Deucravacitinib
Brand and Other Names:
SOTYKTU
Mechanism of Action:
Deucravacitinib is an inhibitor of tyrosine kinase 2 (TYK2). TYK2 is a member of the Janus kinase (JAK) family. Deucravacitinib binds to the regulatory domain of TYK2, stabilizing an
inhibitory interaction between the regulatory and the catalytic domains of the enzyme. This results in allosteric inhibition of receptor-mediated activation of TYK2 and its downstream activation of Signal Transducers and Activators of Transcription (STATs) as shown in cell-based assays. JAK kinases, including TYK2, function as pairs of homo- or heterodimers in the JAK-STAT pathways. TYK2 pairs with JAK1 to mediate multiple cytokine pathways and also pairs with JAK2 to transmit signals as shown in cell-based assays. The precise mechanism linking inhibition of TYK2 enzyme to therapeutic effectiveness in the treatment of adults with moderate-to-severe plaque psoriasis is not currently known.
Indications:
SOTYKTU is a tyrosine kinase 2 (TYK2) inhibitor indicated for the treatment of adults with moderate-to-severe plaque psoriasis who are candidates for systemic therapy or phototherapy.
Route:
oral
Dose:
The recommended dosage of SOTYKTU is 6 mg taken orally once daily, with or without food. Do not crush, cut, or chew the tablets.
Adverse Reactions:
Most common adverse reactions (≥ 1%) are upper respiratory infections, blood creatine phosphokinase increased, herpes simplex, mouth ulcers, folliculitis, and acne.
Contraindication:
Known hypersensitivity to deucravacitinib or any of the excipients in SOTYKTU.
Warnings and Precautions:
- Hypersensitivity: Hypersensitivity reactions such as angioedema have been reported. Discontinue if a clinically significant hypersensitivity reaction occurs.

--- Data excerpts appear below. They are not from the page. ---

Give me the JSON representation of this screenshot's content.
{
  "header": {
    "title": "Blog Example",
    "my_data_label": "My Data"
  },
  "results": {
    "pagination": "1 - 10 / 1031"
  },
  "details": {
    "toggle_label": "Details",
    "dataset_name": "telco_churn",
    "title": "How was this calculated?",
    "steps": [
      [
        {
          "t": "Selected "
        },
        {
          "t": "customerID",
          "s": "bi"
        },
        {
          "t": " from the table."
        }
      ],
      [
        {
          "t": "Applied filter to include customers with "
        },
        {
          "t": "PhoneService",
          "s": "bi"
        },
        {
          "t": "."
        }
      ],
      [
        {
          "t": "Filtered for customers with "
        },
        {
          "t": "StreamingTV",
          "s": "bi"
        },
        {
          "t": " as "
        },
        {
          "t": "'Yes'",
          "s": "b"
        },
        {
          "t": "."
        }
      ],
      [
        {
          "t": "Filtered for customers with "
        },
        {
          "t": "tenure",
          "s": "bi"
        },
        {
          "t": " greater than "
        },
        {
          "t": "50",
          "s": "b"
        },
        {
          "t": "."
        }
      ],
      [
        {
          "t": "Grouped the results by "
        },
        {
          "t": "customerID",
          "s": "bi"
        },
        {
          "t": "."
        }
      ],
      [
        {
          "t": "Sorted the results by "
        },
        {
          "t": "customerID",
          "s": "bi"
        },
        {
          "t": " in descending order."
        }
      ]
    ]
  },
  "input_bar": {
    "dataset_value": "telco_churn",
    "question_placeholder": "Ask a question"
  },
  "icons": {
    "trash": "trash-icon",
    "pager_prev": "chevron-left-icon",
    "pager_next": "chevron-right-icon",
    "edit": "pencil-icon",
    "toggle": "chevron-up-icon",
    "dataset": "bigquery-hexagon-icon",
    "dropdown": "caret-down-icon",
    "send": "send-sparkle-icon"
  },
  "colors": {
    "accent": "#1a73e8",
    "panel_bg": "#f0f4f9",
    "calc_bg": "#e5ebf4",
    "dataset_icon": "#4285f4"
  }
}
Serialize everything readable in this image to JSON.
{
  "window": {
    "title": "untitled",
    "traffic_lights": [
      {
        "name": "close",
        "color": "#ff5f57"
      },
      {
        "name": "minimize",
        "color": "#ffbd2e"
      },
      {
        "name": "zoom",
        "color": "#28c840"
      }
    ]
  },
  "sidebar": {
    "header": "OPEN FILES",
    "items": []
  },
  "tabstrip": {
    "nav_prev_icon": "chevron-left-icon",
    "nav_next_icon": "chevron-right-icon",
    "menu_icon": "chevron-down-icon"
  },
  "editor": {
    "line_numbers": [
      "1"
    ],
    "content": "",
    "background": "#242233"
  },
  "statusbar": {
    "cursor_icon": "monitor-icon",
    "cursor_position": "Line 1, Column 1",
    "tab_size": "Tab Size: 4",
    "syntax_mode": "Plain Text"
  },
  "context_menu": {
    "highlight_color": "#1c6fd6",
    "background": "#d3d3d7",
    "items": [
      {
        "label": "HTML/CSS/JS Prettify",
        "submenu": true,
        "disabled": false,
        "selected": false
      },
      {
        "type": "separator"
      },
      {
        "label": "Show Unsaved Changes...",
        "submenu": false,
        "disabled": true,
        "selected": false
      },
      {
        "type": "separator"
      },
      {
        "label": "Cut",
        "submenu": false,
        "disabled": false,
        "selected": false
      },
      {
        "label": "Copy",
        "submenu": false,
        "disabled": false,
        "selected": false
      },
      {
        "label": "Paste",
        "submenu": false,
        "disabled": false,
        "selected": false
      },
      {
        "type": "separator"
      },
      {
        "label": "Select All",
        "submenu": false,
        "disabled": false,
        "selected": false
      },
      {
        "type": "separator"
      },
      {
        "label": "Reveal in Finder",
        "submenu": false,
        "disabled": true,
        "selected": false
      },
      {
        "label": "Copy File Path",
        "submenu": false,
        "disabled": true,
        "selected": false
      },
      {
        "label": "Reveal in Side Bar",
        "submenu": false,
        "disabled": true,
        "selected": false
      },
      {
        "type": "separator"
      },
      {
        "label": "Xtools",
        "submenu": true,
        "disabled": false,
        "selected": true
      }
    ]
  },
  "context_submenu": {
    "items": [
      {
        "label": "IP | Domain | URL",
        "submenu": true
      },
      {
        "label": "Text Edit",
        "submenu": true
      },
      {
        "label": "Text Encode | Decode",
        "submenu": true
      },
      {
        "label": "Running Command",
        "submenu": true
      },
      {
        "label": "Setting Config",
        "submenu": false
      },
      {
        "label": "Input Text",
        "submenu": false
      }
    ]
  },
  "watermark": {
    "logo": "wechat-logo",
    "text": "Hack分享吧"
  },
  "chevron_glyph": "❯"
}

- Infections: SOTYKTU may increase the risk of infection. Avoid use in patients with active or serious infection. If a serious infection develops, discontinue SOTYKTU until the infection resolves.
- Tuberculosis: Evaluate for TB prior to initiating treatment with SOTYKTU.
- Malignancy: Malignancies including lymphomas were observed in clinical trials with SOTYKTU.
- Rhabdomyolysis and elevated CPK.
- Laboratory Abnormalities: Periodically evaluate serum triglycerides. Evaluate liver enzymes at baseline and thereafter in patients with known or suspected liver disease.
- Immunizations: Avoid use with live vaccines.
- Potential Risks Related to JAK Inhibition: It is not known whether TYK2 inhibition may be associated with the observed or potential adverse reactions of JAK inhibition. Higher rates of all-cause mortality, including sudden cardiovascular death, majoradverse cardiovascular events, overall thrombosis, deep venous thrombosis, pulmonary embolism, and malignancies (excluding non-melanoma skin cancer) were observed in patients treated with a JAK inhibitor compared to those treated with TNF blockers in rheumatoid arthritis (RA) patients. SOTYKTU is not approved for use in RA.
See package insert for full prescribing information.